Strengths of our study include a large sample highly representative of the Medicare fee-for-service population,10 adequate statistical power to examine relationships of interest, and ability to control for a large number of potential confounders and comorbid disease conditions. At the same time, limitations include inability to measure important clinical characteristics, such as OSA severity or depressive symptoms, known underdiagnosis and undertreatment of both OSA and depression in both the occult OSA cohort as well as among controls (which would bias results toward the null), and potential for residual confounding despite rigorous efforts to control for differences between groups including the use of IPTW.

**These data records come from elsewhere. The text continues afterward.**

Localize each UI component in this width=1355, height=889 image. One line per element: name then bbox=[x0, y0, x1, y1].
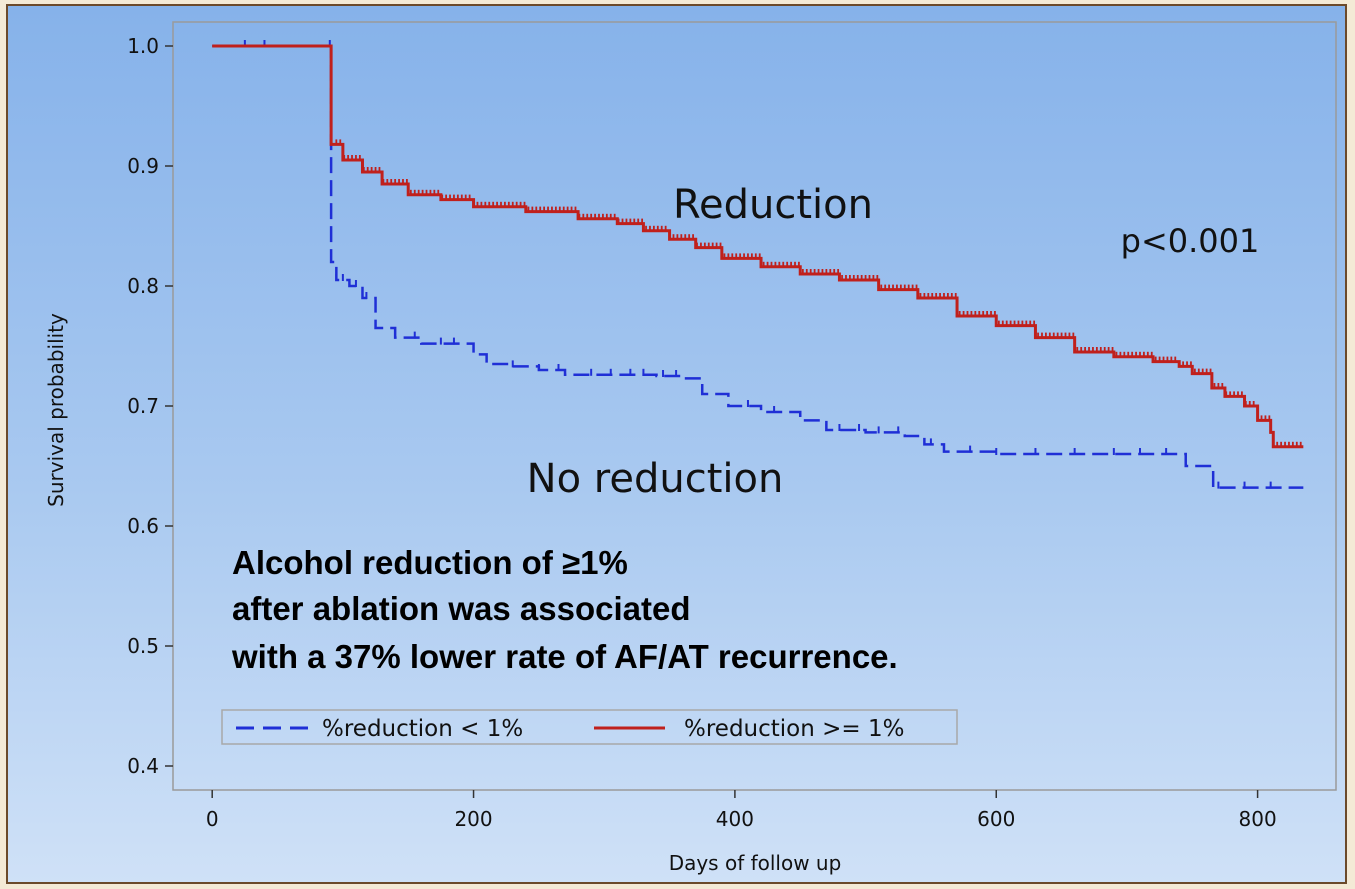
legend-label-red: %reduction >= 1% bbox=[684, 716, 905, 742]
callout-line-3: with a 37% lower rate of AF/AT recurrenc… bbox=[231, 638, 898, 675]
x-tick-label: 0 bbox=[206, 807, 219, 831]
y-tick-label: 0.6 bbox=[127, 514, 159, 538]
x-tick-label: 200 bbox=[454, 807, 492, 831]
y-tick-label: 0.8 bbox=[127, 274, 159, 298]
legend: %reduction < 1% %reduction >= 1% bbox=[221, 709, 958, 745]
x-tick-label: 800 bbox=[1239, 807, 1277, 831]
legend-box bbox=[221, 709, 958, 745]
x-axis: 0 200 400 600 800 bbox=[206, 790, 1277, 831]
y-tick-label: 1.0 bbox=[127, 34, 159, 58]
reduction-annotation: Reduction bbox=[673, 182, 873, 228]
callout-line-2: after ablation was associated bbox=[232, 590, 691, 627]
y-tick-label: 0.7 bbox=[127, 394, 159, 418]
x-tick-label: 400 bbox=[716, 807, 754, 831]
y-tick-label: 0.5 bbox=[127, 634, 159, 658]
y-axis-title: Survival probability bbox=[44, 313, 68, 507]
series-layer bbox=[212, 40, 1304, 489]
legend-label-blue: %reduction < 1% bbox=[322, 716, 523, 742]
x-tick-label: 600 bbox=[977, 807, 1015, 831]
y-tick-label: 0.4 bbox=[127, 754, 159, 778]
p-value-annotation: p<0.001 bbox=[1121, 222, 1260, 260]
x-axis-title: Days of follow up bbox=[669, 851, 842, 875]
series-no-reduction-line bbox=[212, 44, 1304, 489]
y-axis: 0.4 0.5 0.6 0.7 0.8 0.9 1.0 bbox=[127, 34, 173, 778]
chart-frame bbox=[6, 4, 1347, 884]
y-tick-label: 0.9 bbox=[127, 154, 159, 178]
no-reduction-annotation: No reduction bbox=[527, 456, 784, 502]
callout-line-1: Alcohol reduction of ≥1% bbox=[232, 544, 628, 581]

In conclusion, in this nationally representative study of older Medicare beneficiaries with depression, occult OSA was associated with increased HCRU and costs. OSA treatment should be explored as one potential pathway to reduce the clinical and economic burden of depression among older adults.
ABBREVIATIONS
- CI
confidence interval
- HCRU
health care resource utilization
- IPTW
inverse probability of treatment weights
- OSA
obstructive sleep apnea
DISCLOSURE STATEMENT
All authors have seen and approved this manuscript. This research was supported by an investigator-initiated grant awarded from the ResMed Foundation to The University of Maryland, Baltimore (Principal Investigator: E.M.W.). E.M.W.’s and J.S.A.’s institution has received research funding from the AASM Foundation, Department of Defense, Merck, ResMed, and the ResMed Foundation. E.M.W. has served as a scientific consultant to DayZz, Ensodata, Eisai, Idorsia, Merck, Nox Health, Primasun, Purdue, and ResMed and is an equity shareholder in WellTap. No other conflicts of interests are declared.